И она начала рассказывать. Вскоре после того, как ее муж пропал без вести на фронте, к ней явилась Мария Сергеевна и передала ей, что тот находится в плену. Мария Сергеевна заявила, что если Осенина хочет спасти жизнь своему мужу, она должна выполнить одно небольшое поручение. Осенина согласилась и постепенно превратилась в послушное орудие шпионки. Она поехала вместе с Зубовой в Челябинск, где они прожили некоторое время, стараясь завести знакомство с Леонтьевым. Однако это им не удалось, так как Леонтьев жил очень замкнуто и избегал случайных знакомств. Тогда, узнав, что он едет в Москву, они выехали в одном вагоне с ним.
Продолжая свои показания, Осенииа рассказала о своей поездке на фронт и о телеграмме, отправленной в Софию, когда местопребывание Леонтьева было, наконец, установлено.
Допрос Осениной закончился в первом часу ночи и ее отвели в камеру.
Ларцев выключил в своем кабинете свет и открыл окно.

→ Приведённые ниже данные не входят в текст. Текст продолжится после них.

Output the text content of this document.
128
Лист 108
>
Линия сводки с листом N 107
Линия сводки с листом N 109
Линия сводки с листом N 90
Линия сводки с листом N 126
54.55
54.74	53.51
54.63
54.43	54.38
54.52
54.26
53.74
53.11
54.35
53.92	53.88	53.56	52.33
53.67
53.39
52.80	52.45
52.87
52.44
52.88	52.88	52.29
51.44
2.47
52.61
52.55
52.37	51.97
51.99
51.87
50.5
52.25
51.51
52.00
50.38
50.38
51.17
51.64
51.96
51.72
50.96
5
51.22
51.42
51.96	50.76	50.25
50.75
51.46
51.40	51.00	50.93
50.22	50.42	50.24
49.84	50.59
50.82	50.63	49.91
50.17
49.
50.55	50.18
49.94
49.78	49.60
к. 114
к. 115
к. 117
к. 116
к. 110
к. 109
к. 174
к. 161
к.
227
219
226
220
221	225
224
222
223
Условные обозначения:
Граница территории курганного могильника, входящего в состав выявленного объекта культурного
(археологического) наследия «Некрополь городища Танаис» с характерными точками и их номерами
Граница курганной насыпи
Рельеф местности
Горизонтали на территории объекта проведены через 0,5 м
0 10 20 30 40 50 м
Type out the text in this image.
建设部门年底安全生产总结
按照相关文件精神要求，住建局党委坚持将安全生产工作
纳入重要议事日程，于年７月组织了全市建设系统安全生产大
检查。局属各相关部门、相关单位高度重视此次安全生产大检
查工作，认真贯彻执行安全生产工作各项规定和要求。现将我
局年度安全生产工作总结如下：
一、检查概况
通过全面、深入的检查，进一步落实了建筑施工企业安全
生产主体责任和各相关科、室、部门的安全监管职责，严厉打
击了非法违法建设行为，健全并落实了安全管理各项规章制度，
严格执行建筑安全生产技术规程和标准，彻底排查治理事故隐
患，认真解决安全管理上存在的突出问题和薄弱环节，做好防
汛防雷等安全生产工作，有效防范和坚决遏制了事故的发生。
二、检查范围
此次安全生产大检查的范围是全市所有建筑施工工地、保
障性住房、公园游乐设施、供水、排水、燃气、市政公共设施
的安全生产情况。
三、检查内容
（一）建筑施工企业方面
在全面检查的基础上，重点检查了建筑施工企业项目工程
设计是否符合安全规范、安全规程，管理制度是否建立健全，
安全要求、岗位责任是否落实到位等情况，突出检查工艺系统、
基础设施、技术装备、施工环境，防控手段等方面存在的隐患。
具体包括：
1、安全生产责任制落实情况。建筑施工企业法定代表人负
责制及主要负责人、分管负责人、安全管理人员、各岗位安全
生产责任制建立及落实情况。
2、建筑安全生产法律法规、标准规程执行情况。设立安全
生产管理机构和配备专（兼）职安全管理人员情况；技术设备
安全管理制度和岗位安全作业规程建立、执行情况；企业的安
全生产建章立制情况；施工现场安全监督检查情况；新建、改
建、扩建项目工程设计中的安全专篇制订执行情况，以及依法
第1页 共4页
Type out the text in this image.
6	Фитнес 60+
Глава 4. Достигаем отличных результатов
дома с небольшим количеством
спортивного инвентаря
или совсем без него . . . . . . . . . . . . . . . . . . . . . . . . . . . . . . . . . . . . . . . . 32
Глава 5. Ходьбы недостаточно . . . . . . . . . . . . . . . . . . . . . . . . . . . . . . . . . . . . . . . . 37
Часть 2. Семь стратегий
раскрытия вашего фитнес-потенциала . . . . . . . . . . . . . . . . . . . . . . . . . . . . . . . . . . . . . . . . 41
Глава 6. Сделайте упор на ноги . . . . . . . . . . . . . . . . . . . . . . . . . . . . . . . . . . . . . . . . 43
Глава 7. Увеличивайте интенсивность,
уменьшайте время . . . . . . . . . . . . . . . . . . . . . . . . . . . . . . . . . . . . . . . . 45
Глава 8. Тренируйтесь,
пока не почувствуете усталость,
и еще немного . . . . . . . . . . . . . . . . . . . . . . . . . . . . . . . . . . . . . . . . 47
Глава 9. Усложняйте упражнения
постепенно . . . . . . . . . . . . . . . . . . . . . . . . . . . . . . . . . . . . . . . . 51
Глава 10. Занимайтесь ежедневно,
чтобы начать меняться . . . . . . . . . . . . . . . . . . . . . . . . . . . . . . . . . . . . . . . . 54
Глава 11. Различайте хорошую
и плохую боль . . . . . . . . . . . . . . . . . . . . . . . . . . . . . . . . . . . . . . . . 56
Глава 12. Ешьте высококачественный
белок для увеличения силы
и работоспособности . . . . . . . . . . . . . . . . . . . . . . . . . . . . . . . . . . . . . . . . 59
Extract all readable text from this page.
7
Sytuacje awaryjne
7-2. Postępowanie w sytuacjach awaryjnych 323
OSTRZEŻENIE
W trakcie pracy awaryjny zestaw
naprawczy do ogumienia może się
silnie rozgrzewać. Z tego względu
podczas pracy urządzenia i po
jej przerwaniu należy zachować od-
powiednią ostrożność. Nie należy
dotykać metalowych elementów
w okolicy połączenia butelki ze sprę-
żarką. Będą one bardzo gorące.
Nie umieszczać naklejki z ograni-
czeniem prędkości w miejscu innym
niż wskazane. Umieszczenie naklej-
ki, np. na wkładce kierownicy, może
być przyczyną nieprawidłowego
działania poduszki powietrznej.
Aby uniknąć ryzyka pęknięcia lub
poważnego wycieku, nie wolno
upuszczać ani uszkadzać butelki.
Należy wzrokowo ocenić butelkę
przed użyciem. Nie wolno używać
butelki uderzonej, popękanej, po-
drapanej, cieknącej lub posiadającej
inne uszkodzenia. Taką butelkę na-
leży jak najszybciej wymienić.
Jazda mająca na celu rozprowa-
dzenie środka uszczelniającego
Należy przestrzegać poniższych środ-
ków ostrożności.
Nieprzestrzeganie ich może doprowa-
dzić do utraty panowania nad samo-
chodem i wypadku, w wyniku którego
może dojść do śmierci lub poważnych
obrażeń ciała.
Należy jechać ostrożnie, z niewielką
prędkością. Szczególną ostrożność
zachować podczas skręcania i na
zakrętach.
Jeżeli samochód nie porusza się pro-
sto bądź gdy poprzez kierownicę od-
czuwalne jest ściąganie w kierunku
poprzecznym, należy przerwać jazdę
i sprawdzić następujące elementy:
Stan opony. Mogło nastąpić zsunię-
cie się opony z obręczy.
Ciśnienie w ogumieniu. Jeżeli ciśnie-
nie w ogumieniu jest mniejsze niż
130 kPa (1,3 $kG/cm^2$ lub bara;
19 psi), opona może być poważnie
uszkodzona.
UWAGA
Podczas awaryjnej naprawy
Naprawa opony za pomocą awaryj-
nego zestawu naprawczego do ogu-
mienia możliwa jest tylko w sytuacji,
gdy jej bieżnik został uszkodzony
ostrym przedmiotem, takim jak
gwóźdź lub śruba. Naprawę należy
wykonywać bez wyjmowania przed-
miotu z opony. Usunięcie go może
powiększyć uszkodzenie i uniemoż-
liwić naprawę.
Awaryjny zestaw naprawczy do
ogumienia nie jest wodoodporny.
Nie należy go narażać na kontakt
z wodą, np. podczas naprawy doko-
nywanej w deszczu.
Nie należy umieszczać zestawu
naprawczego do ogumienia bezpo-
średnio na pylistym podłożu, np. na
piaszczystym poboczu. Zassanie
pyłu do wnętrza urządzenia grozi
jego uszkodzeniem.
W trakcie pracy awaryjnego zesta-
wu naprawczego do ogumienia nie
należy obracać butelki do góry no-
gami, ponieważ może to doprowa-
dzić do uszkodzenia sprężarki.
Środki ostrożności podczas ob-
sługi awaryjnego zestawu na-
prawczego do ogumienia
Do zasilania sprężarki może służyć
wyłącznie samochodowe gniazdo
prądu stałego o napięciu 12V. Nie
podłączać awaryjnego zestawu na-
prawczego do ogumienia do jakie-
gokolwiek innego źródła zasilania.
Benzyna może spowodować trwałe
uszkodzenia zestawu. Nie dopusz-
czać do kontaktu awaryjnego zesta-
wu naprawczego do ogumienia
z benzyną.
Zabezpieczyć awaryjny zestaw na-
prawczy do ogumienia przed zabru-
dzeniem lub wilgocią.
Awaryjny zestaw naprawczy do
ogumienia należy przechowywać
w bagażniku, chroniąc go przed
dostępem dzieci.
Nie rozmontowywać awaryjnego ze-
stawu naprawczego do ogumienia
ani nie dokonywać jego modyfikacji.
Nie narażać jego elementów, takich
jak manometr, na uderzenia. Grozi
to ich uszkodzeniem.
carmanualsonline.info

Ночь, военная, неверная, обманчивая ночь нависла над городом. В сумраке огромной, раскинувшейся подковою площади таинственно мигали красные и зеленые огоньки регулировщиков. Звеня, проносились редкие ночные трамваи и исчезали, растворяясь в зыбкой мгле куда-то разбежавшихся улиц. На минуту испуганно выглянула луна, но тут же, словно не желая нарушать правил светомаскировки и требований ПВО, образцово затемнилась густым мохнатым облаком. Аэростаты заграждения плыли, как фантастические рыбы, над погруженным во мрак городом, придавая ему какой-то сказочный вид.
А Ларцев, который не спал уже двое суток, все продолжал стоять у открытого окна. Он думал о предстоящем повторном допросе старой шпионки и о том, как лучше заставить ее поскорее все рассказать, чтобы раскрыть все нити этого дела. Следователь Ларцев не знал, что в эту самую минуту Петронеску, который тоже никак не мог заснуть в своей землянке, взволнованно размышлял о том, что через несколько часов, ранним утром, он и его "делегация" выедут на машине из лагеря и вместе с ними будет, наконец, инженер Леонтьев.
13. ОТЪЕЗД
Петронеску встал рано. Помятое, серое, опухшее лицо его хранило следы бессонной ночи. Он разбудил членов "делегации" и приказал собираться к отъезду. Адъютант полковника Свиридова пригласил гостей к завтраку.
- Вы позавтракаете и можете ехать, - добавил адъютант. - Товарищ полковник уже распорядился заправить вашу машину.
- С нами как будто едет товарищ Леонтьев, - сказал Петронеску. - Он готов?
- Точно не знаю, - ответил адъютант, - но вообще он встает рано.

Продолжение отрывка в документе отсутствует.